Nie mogłem przestać myśleć o tym, dlaczego szatynka była taka w stosunku do mnie. Gdy chciałem z nią pogadać, olała mnie i traktowała z dystansem, ale dlaczego? Przecież nie zrobiłem nic, co mogłoby ją urazić.

I jeszcze do tego wmieszał się Dylan. Na sam jej widok ślina kapała mu z pyska. Wkurwiało mnie to i to cholernie. Widziałem to, jak na nią patrzył. Nie mogłem pozwolić, aby doszło między nimi do czegoś więcej. To przecież Mia i mój najlepszy przyjaciel.

Dylan nie odzywał się już od dłuższego czasu. Trochę mnie to martwiło, bo był to pierwszy raz, gdy się spóźniał. Mieliśmy zagrać na konsoli, a on nie dawał żadnych oznak życia.
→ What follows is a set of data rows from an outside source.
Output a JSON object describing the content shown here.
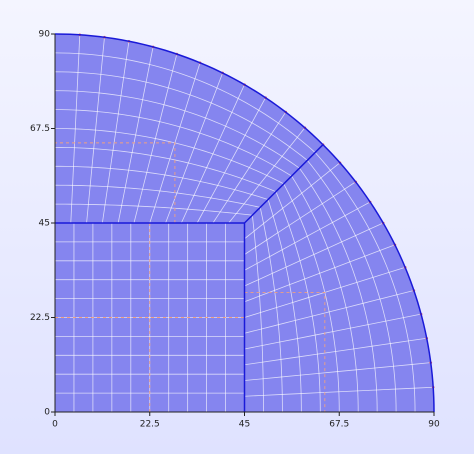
{
  "chart_data": {
    "type": "mesh",
    "xlim": [
      0,
      90
    ],
    "ylim": [
      0,
      90
    ],
    "xticks": [
      0,
      22.5,
      45,
      67.5,
      90
    ],
    "yticks": [
      0,
      22.5,
      45,
      67.5,
      90
    ],
    "radius": 90,
    "square": 45,
    "fill": "#8585ef",
    "edge_color": "#1a1ad8"
  }
}
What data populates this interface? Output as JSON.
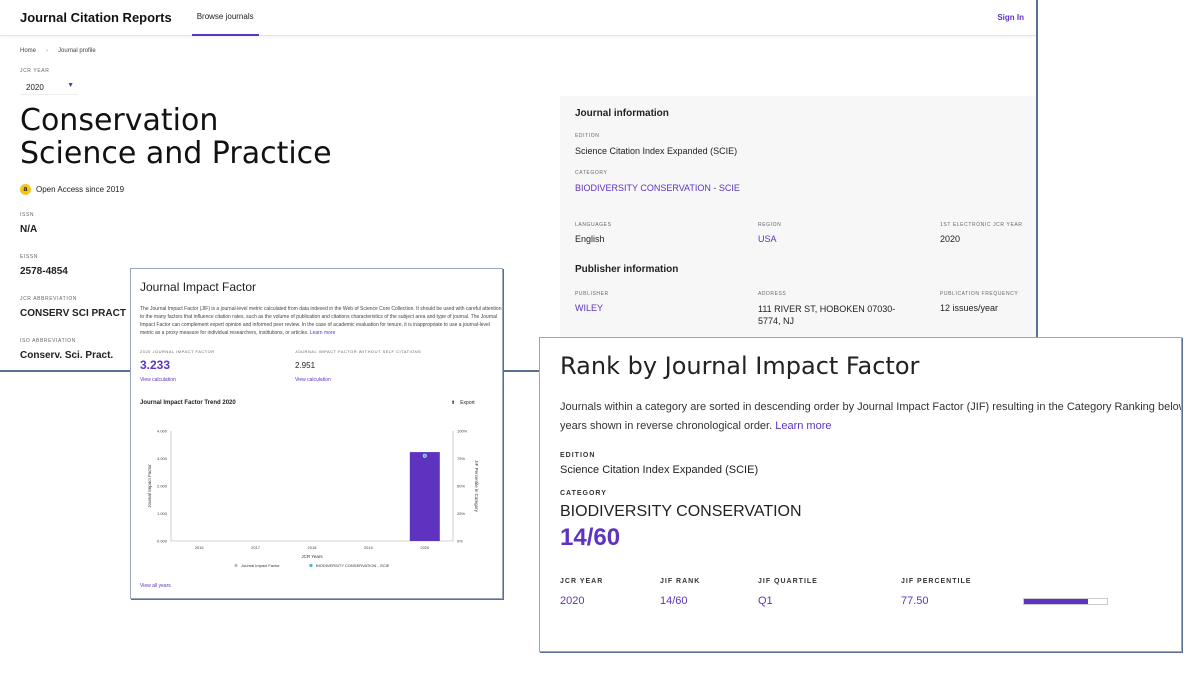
{
  "app": {
    "brand": "Journal Citation Reports",
    "nav_tab": "Browse journals",
    "sign_in": "Sign In"
  },
  "breadcrumb": [
    "Home",
    "Journal profile"
  ],
  "jcr_year": {
    "label": "JCR YEAR",
    "selected": "2020"
  },
  "journal": {
    "title": "Conservation Science and Practice",
    "open_access": "Open Access since 2019",
    "issn_label": "ISSN",
    "issn": "N/A",
    "eissn_label": "EISSN",
    "eissn": "2578-4854",
    "jcr_abbrev_label": "JCR ABBREVIATION",
    "jcr_abbrev": "CONSERV SCI PRACT",
    "iso_abbrev_label": "ISO ABBREVIATION",
    "iso_abbrev": "Conserv. Sci. Pract."
  },
  "info_panel": {
    "journal_info_title": "Journal information",
    "edition_label": "EDITION",
    "edition": "Science Citation Index Expanded (SCIE)",
    "category_label": "CATEGORY",
    "category": "BIODIVERSITY CONSERVATION - SCIE",
    "languages_label": "LANGUAGES",
    "languages": "English",
    "region_label": "REGION",
    "region": "USA",
    "first_year_label": "1ST ELECTRONIC JCR YEAR",
    "first_year": "2020",
    "publisher_info_title": "Publisher information",
    "publisher_label": "PUBLISHER",
    "publisher": "WILEY",
    "address_label": "ADDRESS",
    "address": "111 RIVER ST, HOBOKEN 07030-5774, NJ",
    "frequency_label": "PUBLICATION FREQUENCY",
    "frequency": "12 issues/year"
  },
  "jif_card": {
    "title": "Journal Impact Factor",
    "description": "The Journal Impact Factor (JIF) is a journal-level metric calculated from data indexed in the Web of Science Core Collection. It should be used with careful attention to the many factors that influence citation rates, such as the volume of publication and citations characteristics of the subject area and type of journal. The Journal Impact Factor can complement expert opinion and informed peer review. In the case of academic evaluation for tenure, it is inappropriate to use a journal-level metric as a proxy measure for individual researchers, institutions, or articles.",
    "learn_more": "Learn more",
    "jif_label": "2020 JOURNAL IMPACT FACTOR",
    "jif_value": "3.233",
    "jif_without_label": "JOURNAL IMPACT FACTOR WITHOUT SELF CITATIONS",
    "jif_without_value": "2.951",
    "view_calc_1": "View calculation",
    "view_calc_2": "View calculation",
    "trend_title": "Journal Impact Factor Trend 2020",
    "export": "Export",
    "view_all": "View all years"
  },
  "chart_data": {
    "type": "bar",
    "title": "Journal Impact Factor Trend 2020",
    "xlabel": "JCR Years",
    "ylabel": "Journal Impact Factor",
    "y2label": "JIF Percentile in Category",
    "categories": [
      "2016",
      "2017",
      "2018",
      "2019",
      "2020"
    ],
    "values": [
      null,
      null,
      null,
      null,
      3.233
    ],
    "percentile": [
      null,
      null,
      null,
      null,
      77.5
    ],
    "ylim": [
      0,
      4
    ],
    "y_ticks": [
      "0.000",
      "1.000",
      "2.000",
      "3.000",
      "4.000"
    ],
    "y2_ticks": [
      "0%",
      "25%",
      "50%",
      "75%",
      "100%"
    ],
    "legend": [
      "Journal Impact Factor",
      "BIODIVERSITY CONSERVATION - SCIE"
    ],
    "bar_color": "#5e33bf",
    "point_color": "#4fb3c9"
  },
  "rank_card": {
    "title": "Rank by Journal Impact Factor",
    "description_line1": "Journals within a category are sorted in descending order by Journal Impact Factor (JIF) resulting in the Category Ranking below. A separate rank is shown for each category in which the journal is listed in JCR. Data for the most recent year is presented at the top of the list, with other",
    "description_line2": "years shown in reverse chronological order.",
    "learn_more": "Learn more",
    "edition_label": "EDITION",
    "edition": "Science Citation Index Expanded (SCIE)",
    "category_label": "CATEGORY",
    "category": "BIODIVERSITY CONSERVATION",
    "rank": "14/60",
    "table_headers": [
      "JCR YEAR",
      "JIF RANK",
      "JIF QUARTILE",
      "JIF PERCENTILE"
    ],
    "row": {
      "year": "2020",
      "rank": "14/60",
      "quartile": "Q1",
      "percentile": "77.50"
    },
    "percentile_fraction": 0.775
  },
  "colors": {
    "accent": "#5e33bf",
    "panel_bg": "#f7f7f7",
    "oa_badge": "#f5c518"
  }
}
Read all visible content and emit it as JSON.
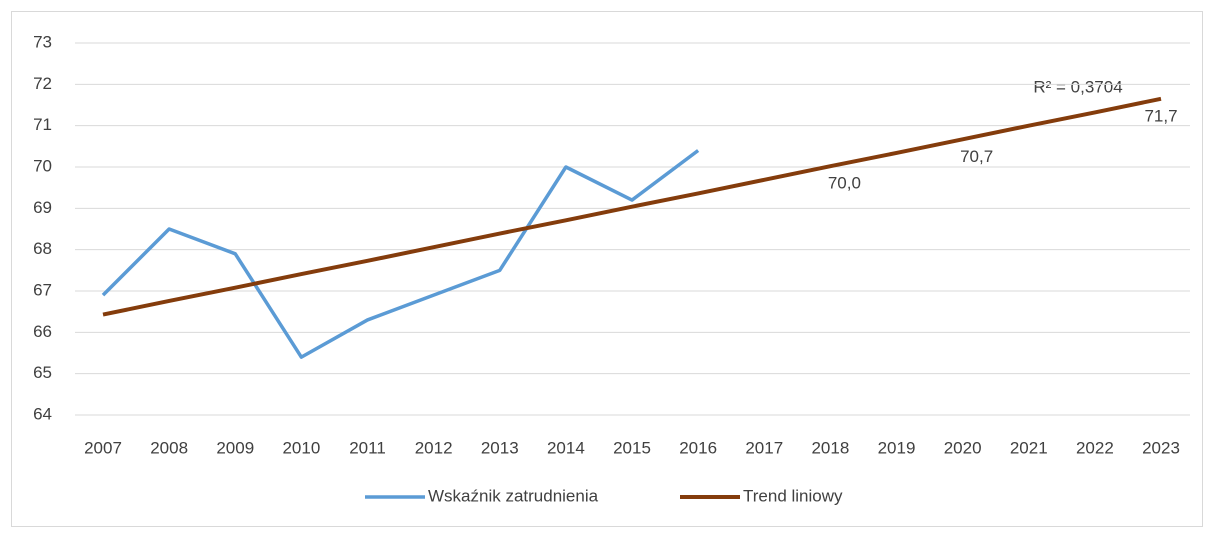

Postanowiłem do niego zadzwonić. Wybrałem numer jego telefonu i wcisnąłem zieloną słuchawkę. Czekałem, aż odbierze, ale nie zrobił tego.

Kurwa, co z tobą?

Spróbowałem jeszcze raz, ale to też na nic się zdało. Wpadłem na pomysł, aby zadzwonić do Bena. Może on wiedział, co dzieje się z brunetem.

- Siema. Jest może u ciebie Dylan? - Zapytałem, gdy odebrał.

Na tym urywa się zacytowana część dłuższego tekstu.